C’est actuellement la contraception la plus utilisée après 40 ans en France. À l’âge où la vie sexuelle est souvent plus stable, le risque infectieux est souvent plus faible, mais il ne faut pas l’exclure chez les patientes ayant de nombreux partenaires. Les DIU au cuivre sont souvent responsables de règles plus abondantes et plus longues. Il vaut mieux donc ne pas les conseiller s’il existe des ménorragies avec ou sans fibrome. Si le dispositif a été posé, il ne faut pas mettre ces saignements uniquement sur le compte de sa présence : une pathologie génitale associée est à éliminer en priorité (cancer, fibrome, adénomyose…). La majorité des auteurs recommandent de ne plus les changer après 45 ans.

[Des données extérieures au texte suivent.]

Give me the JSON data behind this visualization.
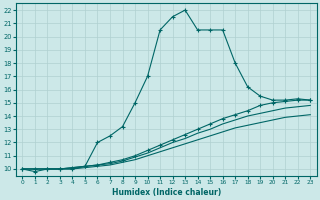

Ils seront retirés après 50 ans s’il existe une aménorrhée de plus d’un an, voire avant 50 ans si l’aménorrhée est supérieure à 2 ans.

Le système intra-utérin (SIU) au levonorgestrel (Mirena) est recommandé en cas de ménorragies et/ou de dysménorrhée. C’est actuellement celui qui est le plus fréquemment employé. Il va entraîner une diminution, voire une disparition des règles. Certaines patientes apprécient, d’autres non. Il peut s’accompagner d’acné ou d’hyperséborrhée. Une étude n’a pas montré de différence s’agissant de la densité osseuse chez les femmes utilisant un DIU au cuivre ou un SIU au lévonorgestrel (Bahamondes lx ; Human Reprod 2006). À ce jour, il n’a pas été montré une relation quelconque avec une augmentation de l’incidence du cancer du sein. Pour le Dr Serfaty, le SIU au lévonorgestrel peut être gardé 7 ans chez les femmes de plus de 45 ans permettant « d’assurer une continuité entre contraception et THS ».

Les autres méthodes reposant sur la détection de l’ovulation (courbe de température…) n’ont aucun intérêt à cet âge en raison de l`irrégularité des cycles. La contraception vaginale ne trouve son intérêt que si la femme ne présente aucun signe de pré ménopause.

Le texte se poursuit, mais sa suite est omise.